“But I—” protested Decatur.

“Oh, it will be only for a day or so. Rose-colds are so hard on the eyes, you know. In the mean time perhaps you will tell us how you happened to develop into a famous author. We are immensely proud of you, of course. Aunt Judith goes hardly anywhere without a copy of The Insurgent in her hand. If the persons she meets have not read it, she scolds them good. And you must hear Mabel render that chapter in which Sunday runs away from the man she loves with the man she doesn't.”

There they were, back to Mabel again.

“But what about yourself, Jane?” suggested Decatur.

“About me! Why, I only—Oh, here is Aunt Judith.”

Yes, there was no mistaking her, nor overlooking her. She was just as colossally commanding as ever, just as imperious. At sight of her, Decatur understood Jane's position clearly. She was still the dependent niece, the obscure satellite of a star of the first magnitude. Very distinctly had Mrs. Philo Allen once explained to him this dependence of Jane's, incidentally touching on his own unlikely prospects. That had been just before she had swept Jane off to Europe with her.

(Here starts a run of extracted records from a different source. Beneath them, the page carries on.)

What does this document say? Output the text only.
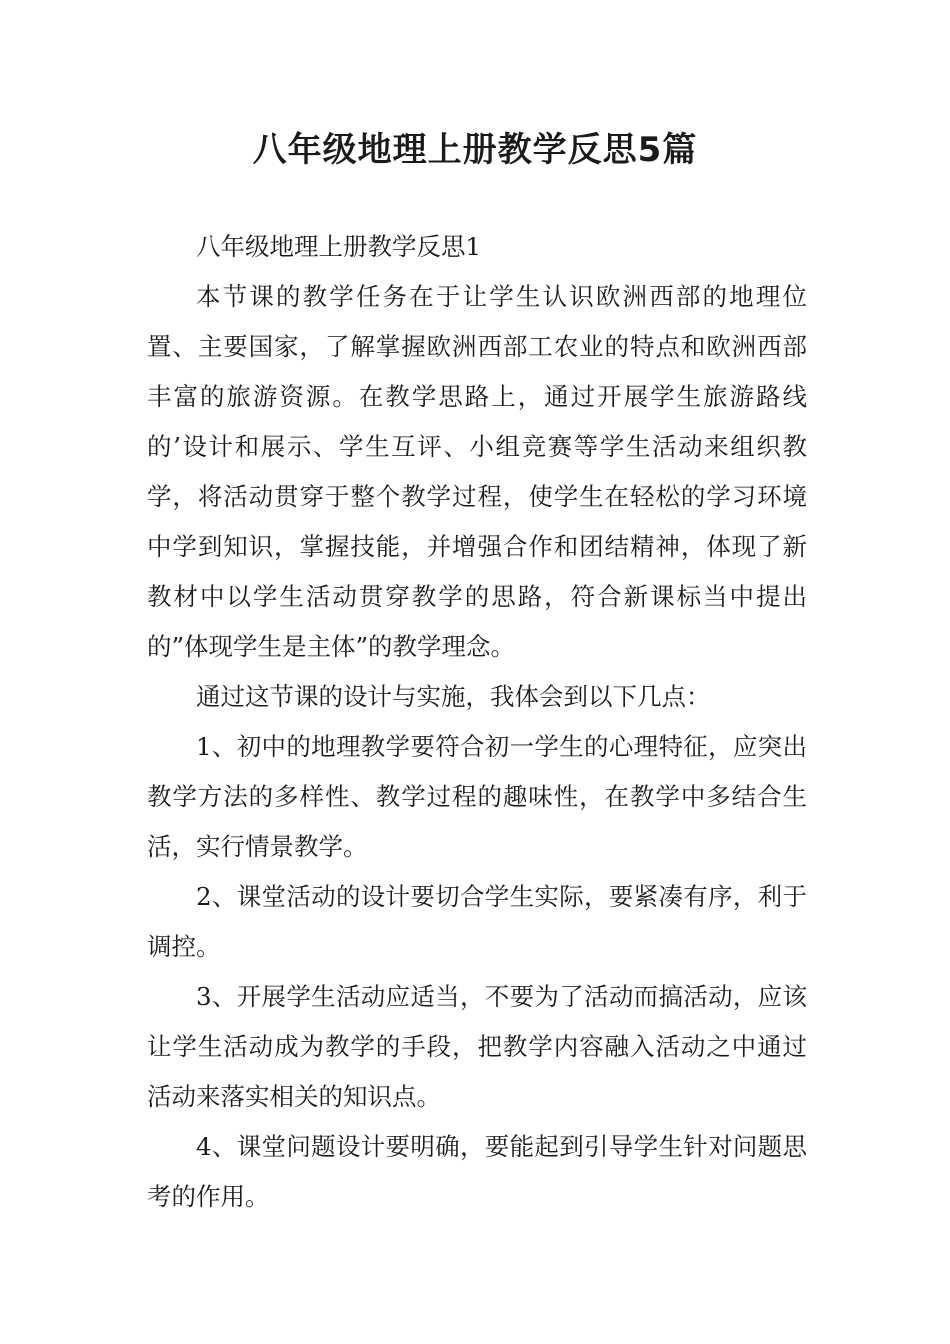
八年级地理上册教学反思5篇

八年级地理上册教学反思1

本节课的教学任务在于让学生认识欧洲西部的地理位置、主要国家，了解掌握欧洲西部工农业的特点和欧洲西部丰富的旅游资源。在教学思路上，通过开展学生旅游路线的’设计和展示、学生互评、小组竞赛等学生活动来组织教学，将活动贯穿于整个教学过程，使学生在轻松的学习环境中学到知识，掌握技能，并增强合作和团结精神，体现了新教材中以学生活动贯穿教学的思路，符合新课标当中提出的”体现学生是主体”的教学理念。

通过这节课的设计与实施，我体会到以下几点：

1、初中的地理教学要符合初一学生的心理特征，应突出教学方法的多样性、教学过程的趣味性，在教学中多结合生活，实行情景教学。

2、课堂活动的设计要切合学生实际，要紧凑有序，利于调控。

3、开展学生活动应适当，不要为了活动而搞活动，应该让学生活动成为教学的手段，把教学内容融入活动之中通过活动来落实相关的知识点。

4、课堂问题设计要明确，要能起到引导学生针对问题思考的作用。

All this Aunt Judith now seemed to have forgotten. In her own imperial way she greeted him graciously, inspecting him with critical but favorable eyes.

“Really, you do look quite distinguished,” was her verdict, as she took his arm in her progress towards her dinner. “I am sure Mabel will say so, too.”

Whereupon they reverted once more to Mabel. The maid was bathing Mabel's eyes with witch-hazel and trying to persuade her to eat a little hot soup. Such details about Mabel seemed to be regarded as of first importance. By some mysterious reasoning, too, Mrs. Allen appeared to connect them with Decatur Brown and his presence at Ocean Park.

“To-morrow night, if all goes well, you shall see her,” she whispered, exultantly, in his ear, as they left the dining-hall.